En el combate final, Marius ve morir a sus amigos; herido,
es salvado por Valjean, quien arriesga su vida para cumplir su promesa.
Las dos historias se unen en el segundo acto. La revolución y el
amor. Valjean decide irse para evitar un daño a Cosette y Marius.
La nobleza lo lleva a un cuarto donde, sobre una mesa, espera la muerte.
Reza ante un crucifijo y los candeleros que robó y que marcaron
su vida.
El cuadro es emotivo. A estas alturas hay lágrimas
entre el público. La obra ha penetrado en la sensibilidad, en la
experiencia propia. Valjean ha hallado la libertad no en este mundo, sino
en la otra vida, donde Fantine le extiende la mano con una atmósfera
musical de réquiem.
Estalló el aplauso, los ¡bravo! "Yo la vi
en Londres y esta versión no tiene nada que pedirle a la de allá",
fue el comentario de una dama.
El enojo de Mackintosh
Cameron Mackintosh mostró cierta molestia porque
algunas personas llegaron tarde, otras se levantaban, quizá para
irse, y por el sonido de algunos celulares. Sobran motivos para su enojo.

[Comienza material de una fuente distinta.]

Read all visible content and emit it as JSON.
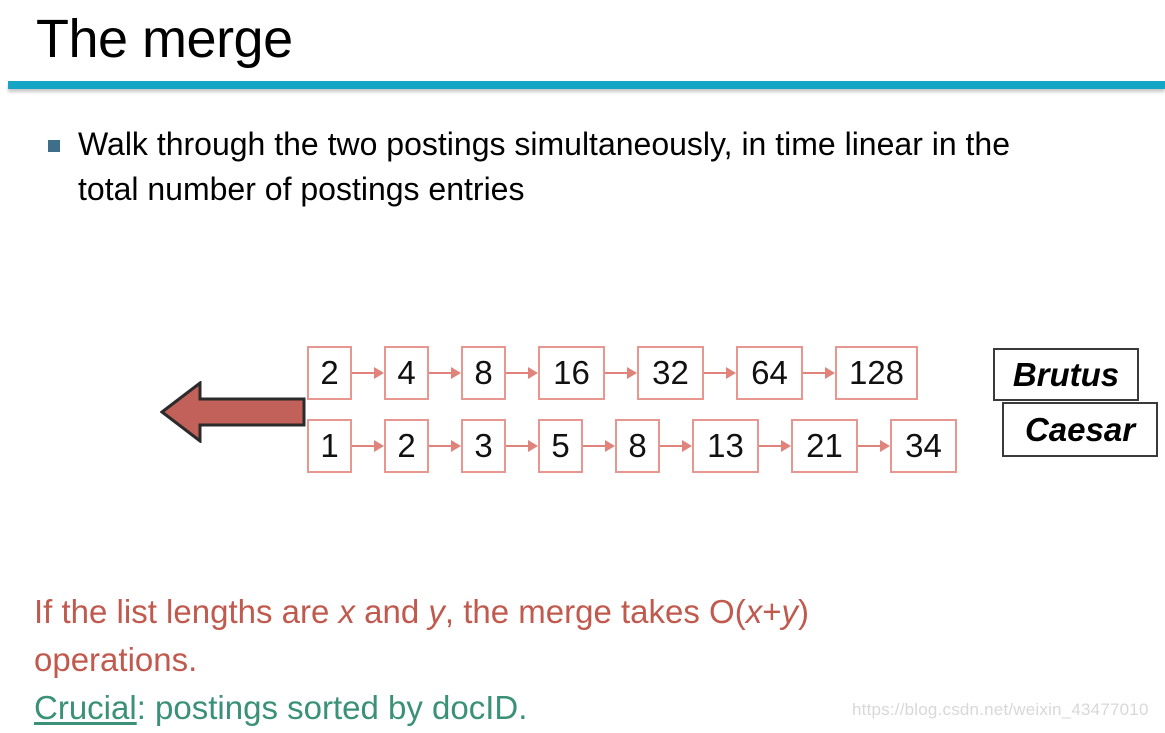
{
  "slide": {
    "title": "The merge",
    "rule_color": "#14a6c4"
  },
  "bullet": {
    "marker": "square-bullet",
    "marker_color": "#3d6e8a",
    "text": "Walk through the two postings simultaneously, in time linear in the total number of postings entries"
  },
  "diagram": {
    "arrow": {
      "name": "big-left-arrow",
      "direction": "left",
      "fill_color": "#c2615a",
      "stroke_color": "#2b2b2b"
    },
    "box_border_color": "#e79790",
    "connector_color": "#e0837a",
    "rows": [
      {
        "term": "Brutus",
        "postings": [
          "2",
          "4",
          "8",
          "16",
          "32",
          "64",
          "128"
        ]
      },
      {
        "term": "Caesar",
        "postings": [
          "1",
          "2",
          "3",
          "5",
          "8",
          "13",
          "21",
          "34"
        ]
      }
    ]
  },
  "bottom": {
    "line1_part1": "If the list lengths are ",
    "line1_x": "x",
    "line1_part2": " and ",
    "line1_y": "y",
    "line1_part3": ", the merge takes O(",
    "line1_x2": "x",
    "line1_plus": "+",
    "line1_y2": "y",
    "line1_part4": ")",
    "line2": "operations.",
    "line3_underlined": "Crucial",
    "line3_rest": ": postings sorted by docID.",
    "red_color": "#c05a4e",
    "green_color": "#3a9177"
  },
  "watermark": {
    "text": "https://blog.csdn.net/weixin_43477010"
  }
}
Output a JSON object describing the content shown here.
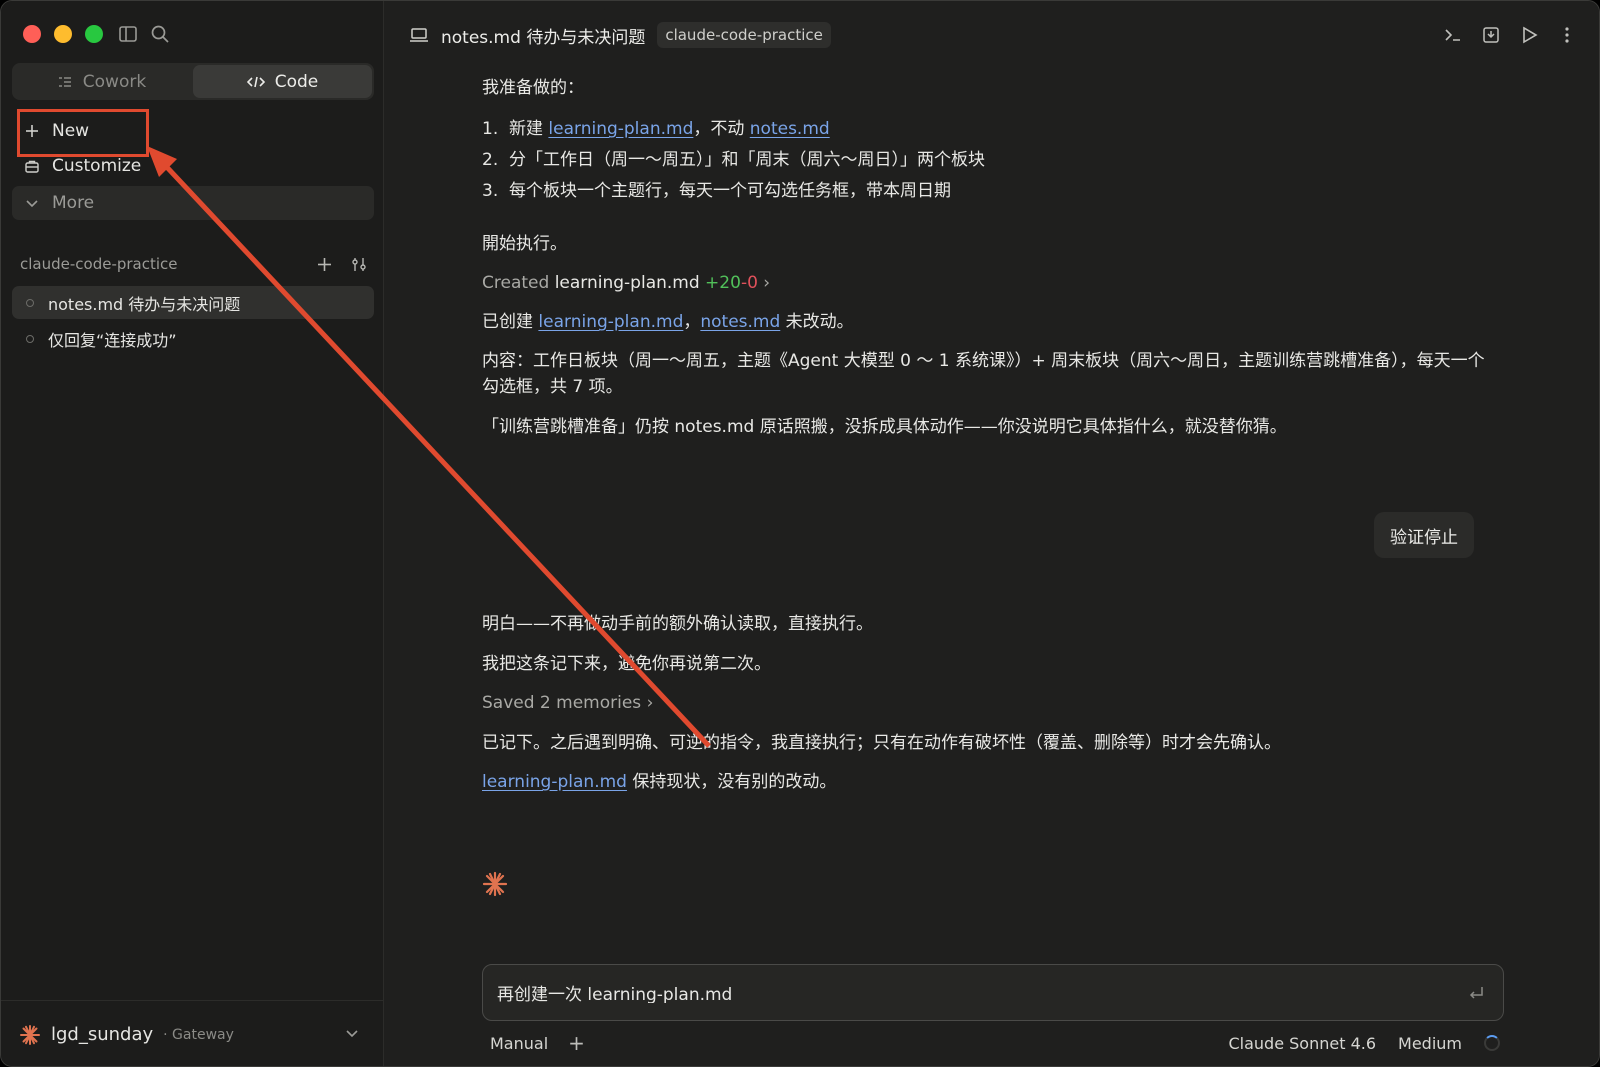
{
  "sidebar": {
    "modes": [
      {
        "label": "Cowork",
        "active": false
      },
      {
        "label": "Code",
        "active": true
      }
    ],
    "nav": {
      "new_label": "New",
      "customize_label": "Customize",
      "more_label": "More"
    },
    "project": {
      "name": "claude-code-practice",
      "threads": [
        {
          "label": "notes.md 待办与未决问题",
          "active": true
        },
        {
          "label": "仅回复“连接成功”",
          "active": false
        }
      ]
    },
    "user": {
      "name": "lgd_sunday",
      "sub": "· Gateway"
    }
  },
  "header": {
    "title": "notes.md 待办与未决问题",
    "tag": "claude-code-practice"
  },
  "messages": {
    "plan_intro": "我准备做的：",
    "plan_items": [
      {
        "num": "1.",
        "pre": "新建 ",
        "link1": "learning-plan.md",
        "mid": "，不动 ",
        "link2": "notes.md"
      },
      {
        "num": "2.",
        "text": "分「工作日（周一～周五）」和「周末（周六～周日）」两个板块"
      },
      {
        "num": "3.",
        "text": "每个板块一个主题行，每天一个可勾选任务框，带本周日期"
      }
    ],
    "start": "開始执行。",
    "created": {
      "label": "Created",
      "file": "learning-plan.md",
      "added": "+20",
      "removed": "-0"
    },
    "created_note": {
      "pre": "已创建 ",
      "link1": "learning-plan.md",
      "sep": "，",
      "link2": "notes.md",
      "post": " 未改动。"
    },
    "content_desc": "内容：工作日板块（周一～周五，主题《Agent 大模型 0 ～ 1 系统课》）+ 周末板块（周六～周日，主题训练营跳槽准备），每天一个勾选框，共 7 项。",
    "training_note": "「训练营跳槽准备」仍按 notes.md 原话照搬，没拆成具体动作——你没说明它具体指什么，就没替你猜。",
    "user_msg": "验证停止",
    "reply1": "明白——不再做动手前的额外确认读取，直接执行。",
    "reply2": "我把这条记下来，避免你再说第二次。",
    "saved": "Saved 2 memories",
    "reply3": "已记下。之后遇到明确、可逆的指令，我直接执行；只有在动作有破坏性（覆盖、删除等）时才会先确认。",
    "reply4": {
      "link": "learning-plan.md",
      "text": " 保持现状，没有别的改动。"
    }
  },
  "composer": {
    "value": "再创建一次 learning-plan.md",
    "mode": "Manual",
    "model": "Claude Sonnet 4.6",
    "effort": "Medium"
  },
  "colors": {
    "accent_link": "#7aa4e8",
    "diff_added": "#51c05a",
    "diff_removed": "#e0515b",
    "annotation": "#e04a2f",
    "spark": "#e0734f"
  },
  "icons": [
    "search-icon",
    "sidebar-toggle-icon",
    "terminal-icon",
    "export-icon",
    "play-icon",
    "kebab-icon",
    "spark-icon",
    "enter-icon"
  ]
}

El principio de la obra (que es básico para entender lo ulterior)
es vertiginoso. Equivaldría a unas 70 páginas de la novela
de Víctor Hugo. El erotismo, que el escritor francés plasma
en su obra, aparece como un amor sin roces. Broadway dixit.
Al final, una producción que cumple los sueños
de los productores Morris Gilbert y Federico González Compeán,
quienes esperan salir airosos y mantenerla en cartelera por mucho tiempo.